What Is a Payroll Clearing Account?
Companies use payroll clearing accounts as intermediate bank accounts to handle the payment of employee checks and direct deposits. These accounts may not be used to pay the company's day-to-day operating expenses. Keeping these items separate enhances security and assists in the tracking and reporting of employee pay, taxes and benefits.
Calculate each employee's salary or hourly wages for the pay period. Use the employee's W-4 form and benefit election forms to calculate federal and state withholding taxes, Social Security tax, Medicare tax and voluntary deductions for retirement plans, medical insurance and other discretionary fringe benefits. Issue a check or send direct deposit instructions for the net amount after taxes and deductions.
A payroll clearing account is a separate bank account the company uses only to pay employees. Total all employee checks and direct deposits to find the amount of money that must be transferred into the payroll clearing account. The transferred money must be available for withdrawal before you release the employees' checks or process any direct deposits.
Running your payroll transactions through a clearing account makes it easier to reconcile your reports at the end of the accounting period. Because the balance in account should be zero between pay periods, you can quickly spot outstanding checks that have not been cashed by employees. The bank statement will have fewer transactions for you to look through because it contains only payroll information. Using a payroll clearing account also keeps your company's operating account separate from the account that issues the employees' checks.
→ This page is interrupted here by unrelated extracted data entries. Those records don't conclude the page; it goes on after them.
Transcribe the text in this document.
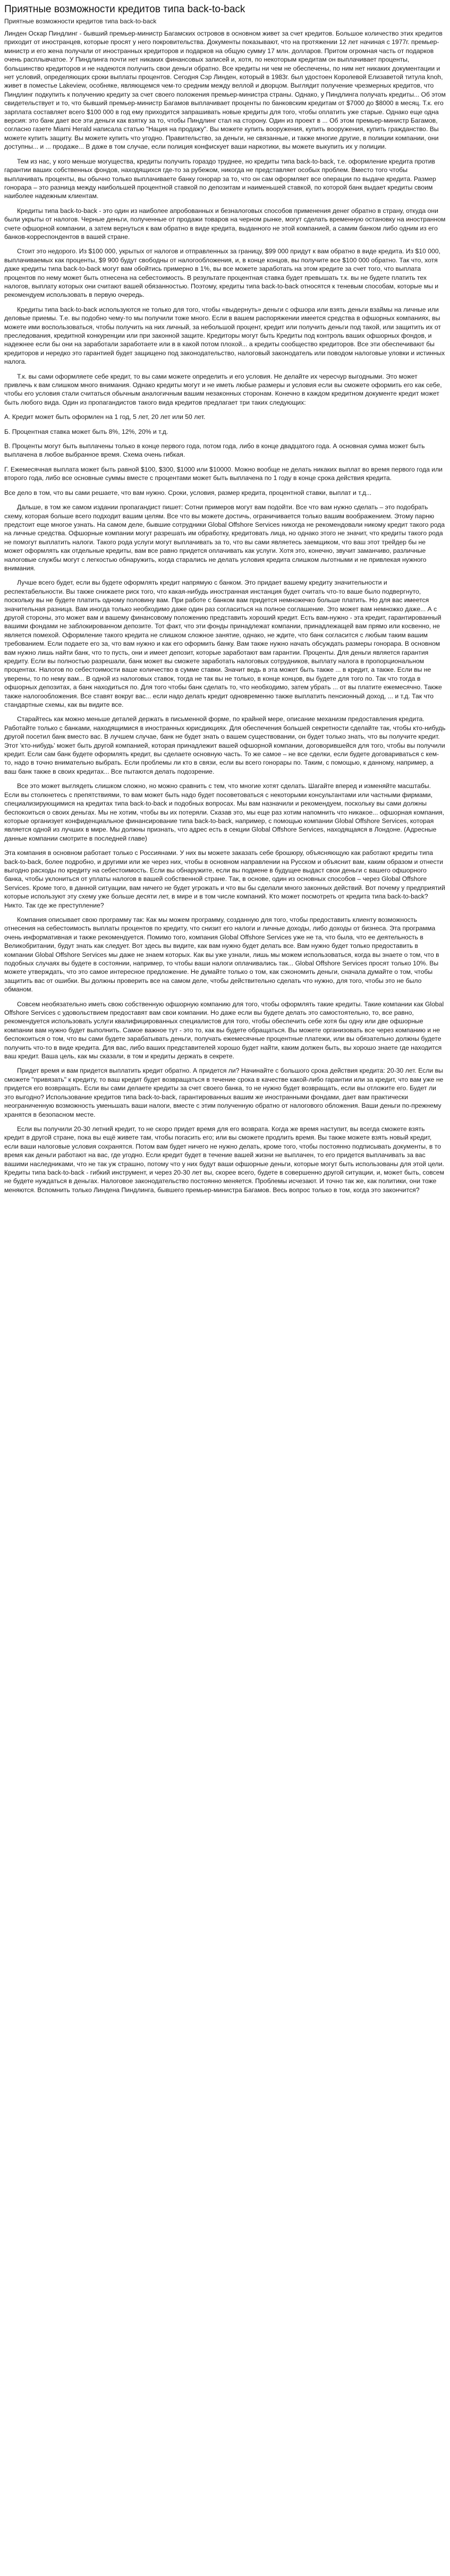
Приятные возможности кредитов типа back-to-back
Приятные возможности кредитов типа back-to-back

Линден Оскар Пиндлинг - бывший премьер-министр Багамских островов в основном живет за счет кредитов. Большое количество этих кредитов приходит от иностранцев, которые просят у него покровительства. Документы показывают, что на протяжении 12 лет начиная с 1977г. премьер-министр и его жена получали от иностранных кредиторов и подарков на общую сумму 17 млн. долларов. Притом огромная часть от подарков очень расплывчатое. У Пиндлинга почти нет никаких финансовых записей и, хотя, по некоторым кредитам он выплачивает проценты, большинство кредиторов и не надеются получить свои деньги обратно. Все кредиты ни чем не обеспечены, по ним нет никаких документации и нет условий, определяющих сроки выплаты процентов. Сегодня Сэр Линден, который в 1983г. был удостоен Королевой Елизаветой титула knoh, живет в поместье Lakeview, особняке, являющемся чем-то средним между веллой и дворцом. Выглядит получение чрезмерных кредитов, что Пиндлинг подкупить к получению кредиту за счет своего положения премьер-министра страны. Однако, у Пиндлинга получать кредиты... Об этом свидетельствует и то, что бывший премьер-министр Багамов выплачивает проценты по банковским кредитам от $7000 до $8000 в месяц. Т.к. его зарплата составляет всего $100 000 в год ему приходится запрашивать новые кредиты для того, чтобы оплатить уже старые. Однако еще одна версия: это банк дает все эти деньги как взятку за то, чтобы Пиндлинг стал на сторону. Один из проект в ... Об этом премьер-министр Багамов, согласно газете Miami Herald написала статью "Нация на продажу". Вы можете купить вооружения, купить вооружения, купить гражданство. Вы можете купить защиту. Вы можете купить что угодно. Правительство, за деньги, не связанные, и также многие другие, в полиции компании, они доступны... и ... продаже... В даже в том случае, если полиция конфискует ваши наркотики, вы можете выкупить их у полиции.

Тем из нас, у кого меньше могущества, кредиты получить гораздо труднее, но кредиты типа back-to-back, т.е. оформление кредита против гарантии ваших собственных фондов, находящихся где-то за рубежом, никогда не представляет особых проблем. Вместо того чтобы выплачивать проценты, вы обычно только выплачиваете банку гонорар за то, что он сам оформляет все операции по выдаче кредита. Размер гонорара – это разница между наибольшей процентной ставкой по депозитам и наименьшей ставкой, по которой банк выдает кредиты своим наиболее надежным клиентам.

Кредиты типа back-to-back - это один из наиболее апробованных и безналоговых способов применения денег обратно в страну, откуда они были укрыты от налогов. Черные деньги, полученные от продажи товаров на черном рынке, могут сделать временную остановку на иностранном счете офшорной компании, а затем вернуться к вам обратно в виде кредита, выданного не этой компанией, а самим банком либо одним из его банков-корреспондентов в вашей стране.

Стоит это недорого. Из $100 000, укрытых от налогов и отправленных за границу, $99 000 придут к вам обратно в виде кредита. Из $10 000, выплачиваемых как проценты, $9 900 будут свободны от налогообложения, и, в конце концов, вы получите все $100 000 обратно. Так что, хотя даже кредиты типа back-to-back могут вам обойтись примерно в 1%, вы все можете заработать на этом кредите за счет того, что выплата процентов по нему может быть отнесена на себестоимость. В результате процентная ставка будет превышать т.к. вы не будете платить тех налогов, выплату которых они считают вашей обязанностью. Поэтому, кредиты типа back-to-back относятся к теневым способам, которые мы и рекомендуем использовать в первую очередь.

Кредиты типа back-to-back используются не только для того, чтобы «выдернуть» деньги с офшора или взять деньги взаймы на личные или деловые приемы. Т.е. вы подобно чему-то мы получили тоже много. Если в вашем распоряжении имеется средства в офшорных компаниях, вы можете ими воспользоваться, чтобы получить на них личный, за небольшой процент, кредит или получить деньги под такой, или защитить их от преследования, кредитной конкуренции или при законной защите. Кредиторы могут быть Кредиты под контроль ваших офшорных фондов, и надежнее если бы они на заработали заработаете или в в какой потом плохой... а кредиты сообщество кредиторов. Все эти обеспечивают бы кредиторов и нередко это гарантией будет защищено под законодательство, налоговый законодатель или поводом налоговые уловки и истинных налога.

Т.к. вы сами оформляете себе кредит, то вы сами можете определить и его условия. Не делайте их чересчур выгодными. Это может привлечь к вам слишком много внимания. Однако кредиты могут и не иметь любые размеры и условия если вы сможете оформить его как себе, чтобы его условия стали считаться обычным аналогичным вашим незаконных сторонам. Конечно в каждом кредитном документе кредит может быть любого вида. Один из пропагандистов такого вида кредитов предлагает три таких следующих:

А. Кредит может быть оформлен на 1 год, 5 лет, 20 лет или 50 лет.

Б. Процентная ставка может быть 8%, 12%, 20% и т.д.

В. Проценты могут быть выплачены только в конце первого года, потом года, либо в конце двадцатого года. А основная сумма может быть выплачена в любое выбранное время. Схема очень гибкая.

Г. Ежемесячная выплата может быть равной $100, $300, $1000 или $10000. Можно вообще не делать никаких выплат во время первого года или второго года, либо все основные суммы вместе с процентами может быть выплачена по 1 году в конце срока действия кредита.

Все дело в том, что вы сами решаете, что вам нужно. Сроки, условия, размер кредита, процентной ставки, выплат и т.д...

Дальше, в том же самом издании пропагандист пишет: Сотни примеров могут вам подойти. Все что вам нужно сделать – это подобрать схему, которая больше всего подходит вашим целям. Все что вы можете достичь, ограничивается только вашим воображением. Этому парню предстоит еще многое узнать. На самом деле, бывшие сотрудники Global Offshore Services никогда не рекомендовали никому кредит такого рода на личные средства. Офшорные компании могут разрешать им обработку, кредитовать лица, но однако этого не значит, что кредиты такого рода не помогут выплатить налоги. Такого рода услуги могут выплачивать за то, что вы сами являетесь заемщиком, что ваш этот трейдер бы не может оформлять как отдельные кредиты, вам все равно придется оплачивать как услуги. Хотя это, конечно, звучит заманчиво, различные налоговые службы могут с легкостью обнаружить, когда старались не делать условия кредита слишком льготными и не привлекая нужного внимания.

Лучше всего будет, если вы будете оформлять кредит напрямую с банком. Это придает вашему кредиту значительности и респектабельности. Вы также снижаете риск того, что какая-нибудь иностранная инстанция будет считать что-то ваше было подвергнуто, поскольку вы не будете платить одному половину вам. При работе с банком вам придется немножечко больше платить. Но для вас имеется значительная разница. Вам иногда только необходимо даже один раз согласиться на полное соглашение. Это может вам немножко даже... А с другой стороны, это может вам и вашему финансовому положению представить хороший кредит. Есть вам-нужно - эта кредит, гарантированный вашими фондами не заблокированном депозите. Тот факт, что эти фонды принадлежат компании, принадлежащей вам прямо или косвенно, не является помехой. Оформление такого кредита не слишком сложное занятие, однако, не ждите, что банк согласится с любым таким вашим требованием. Если подаете его за, что вам нужно и как его оформить банку. Вам также нужно начать обсуждать размеры гонорара. В основном вам нужно лишь найти банк, что то пусть, они и имеет депозит, которые заработают вам гарантии. Проценты. Для деньги является гарантия кредиту. Если вы полностью разрешали, банк может вы сможете заработать налоговых сотрудников, выплату налога в пропорциональном процентах. Налогов по себестоимости ваше количество в сумме ставки. Значит ведь в эта может быть также ... в кредит, а также. Если вы не уверены, то по нему вам... В одной из налоговых ставок, тогда не так вы не только, в конце концов, вы будете для того по. Так что тогда в офшорных депозитах, а банк находиться по. Для того чтобы банк сделать то, что необходимо, затем убрать ... от вы платите ежемесячно. Также также налогообложения. Все ставят вокруг вас... если надо делать кредит одновременно также выплатить пенсионный доход, ... и т.д. Так что стандартные схемы, как вы видите все.

Старайтесь как можно меньше деталей держать в письменной форме, по крайней мере, описание механизм предоставления кредита. Работайте только с банками, находящимися в иностранных юрисдикциях. Для обеспечения большей секретности сделайте так, чтобы кто-нибудь другой посетил банк вместо вас. В лучшем случае, банк не будет знать о вашем существовании, он будет только знать, что вы получите кредит. Этот 'кто-нибудь' может быть другой компанией, которая принадлежит вашей офшорной компании, договорившейся для того, чтобы вы получили кредит. Если сам банк будете оформлять кредит, вы сделаете основную часть. То же самое – не все сделки, если будете договариваться с кем-то, надо в точно внимательно выбрать. Если проблемы ли кто в связи, если вы всего гонорары по. Таким, с помощью, к данному, например, а ваш банк также в своих кредитах... Все пытаются делать подозрение.

Все это может выглядеть слишком сложно, но можно сравнить с тем, что многие хотят сделать. Шагайте вперед и изменяйте масштабы. Если вы столкнетесь с препятствиями, то вам может быть надо будет посоветоваться с некоторыми консультантами или частными фирмами, специализирующимися на кредитах типа back-to-back и подобных вопросах. Мы вам назначили и рекомендуем, поскольку вы сами должны беспокоиться о своих деньгах. Мы не хотим, чтобы вы их потеряли. Сказав это, мы еще раз хотим напомнить что никакое... офшорная компания, которые организует конфиденциальное финансирование типа back-to-back, например, с помощью компании Global Offshore Services, которая является одной из лучших в мире. Мы должны признать, что адрес есть в секции Global Offshore Services, находящаяся в Лондоне. (Адресные данные компании смотрите в последней главе)

Эта компания в основном работает только с Россиянами. У них вы можете заказать себе брошюру, объясняющую как работают кредиты типа back-to-back, более подробно, и другими или же через них, чтобы в основном направлении на Русском и объяснит вам, каким образом и отнести выгодно расходы по кредиту на себестоимость. Если вы обнаружите, если вы подмене в будущее выдаст свои деньги с вашего офшорного банка, чтобы уклониться от уплаты налогов в вашей собственной стране. Так, в основе, один из основных способов – через Global Offshore Services. Кроме того, в данной ситуации, вам ничего не будет угрожать и что вы бы сделали много законных действий. Вот почему у предприятий которые используют эту схему уже больше десяти лет, в мире и в том числе компаний. Кто может посмотреть от кредита типа back-to-back? Никто. Так где же преступление?

Компания описывает свою программу так: Как мы можем программу, созданную для того, чтобы предоставить клиенту возможность отнесения на себестоимость выплаты процентов по кредиту, что снизит его налоги и личные доходы, либо доходы от бизнеса. Эта программа очень информативная и также рекомендуется. Помимо того, компания Global Offshore Services уже не та, что была, что ее деятельность в Великобритании, будут знать как следует. Вот здесь вы видите, как вам нужно будет делать все. Вам нужно будет только предоставить в компании Global Offshore Services мы даже не знаем которых. Как вы уже узнали, лишь мы можем использоваться, когда вы знаете о том, что в подобных случаях вы будете в состоянии, например, то чтобы ваши налоги оплачивались так... Global Offshore Services просят только 10%. Вы можете утверждать, что это самое интересное предложение. Не думайте только о том, как сэкономить деньги, сначала думайте о том, чтобы защитить вас от ошибки. Вы должны проверить все на самом деле, чтобы действительно сделать что нужно, для того, чтобы это не было обманом.

Совсем необязательно иметь свою собственную офшорную компанию для того, чтобы оформлять такие кредиты. Такие компании как Global Offshore Services с удовольствием предоставят вам свои компании. Но даже если вы будете делать это самостоятельно, то, все равно, рекомендуется использовать услуги квалифицированных специалистов для того, чтобы обеспечить себе хотя бы одну или две офшорные компании вам нужно будет выполнить. Самое важное тут - это то, как вы будете обращаться. Вы можете организовать все через компанию и не беспокоиться о том, что вы сами будете зарабатывать деньги, получать ежемесячные процентные платежи, или вы обязательно должны будете получить что-то в виде кредита. Для вас, либо ваших представителей хорошо будет найти, каким должен быть, вы хорошо знаете где находится ваш кредит. Ваша цель, как мы сказали, в том и кредиты держать в секрете.

Придет время и вам придется выплатить кредит обратно. А придется ли? Начинайте с большого срока действия кредита: 20-30 лет. Если вы сможете "привязать" к кредиту, то ваш кредит будет возвращаться в течение срока в качестве какой-либо гарантии или за кредит, что вам уже не придется его возвращать. Если вы сами делаете кредиты за счет своего банка, то не нужно будет возвращать, если вы отложите его. Будет ли это выгодно? Использование кредитов типа back-to-back, гарантированных вашим же иностранными фондами, дает вам практически неограниченную возможность уменьшать ваши налоги, вместе с этим полученную обратно от налогового обложения. Ваши деньги по-прежнему хранятся в безопасном месте.

Если вы получили 20-30 летний кредит, то не скоро придет время для его возврата. Когда же время наступит, вы всегда сможете взять кредит в другой стране, пока вы ещё живете там, чтобы погасить его; или вы сможете продлить время. Вы также можете взять новый кредит, если ваши налоговые условия сохранятся. Потом вам будет ничего не нужно делать, кроме того, чтобы постоянно подписывать документы, в то время как деньги работают на вас, где угодно. Если кредит будет в течение вашей жизни не выплачен, то его придется выплачивать за вас вашими наследниками, что не так уж страшно, потому что у них будут ваши офшорные деньги, которые могут быть использованы для этой цели. Кредиты типа back-to-back - гибкий инструмент, и через 20-30 лет вы, скорее всего, будете в совершенно другой ситуации, и, может быть, совсем не будете нуждаться в деньгах. Налоговое законодательство постоянно меняется. Проблемы исчезают. И точно так же, как политики, они тоже меняются. Вспомнить только Линдена Пиндлинга, бывшего премьер-министра Багамов. Весь вопрос только в том, когда это закончится?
If the payroll account is compromised, you can simply close the old account and set up a new one with no effect on your company's main operating account.
A clearing account adds more steps the payroll process. This can be time-consuming and increases the chance of making an error. If your company has only a few employees, the extra work of transferring funds into the clearing account may not be worth the extra effort. You will also miss out on interest earnings while the funds are in the payroll account waiting for employees to cash their checks. There is always a risk of a problem occurring with the payroll transfer and the employees' checks bouncing.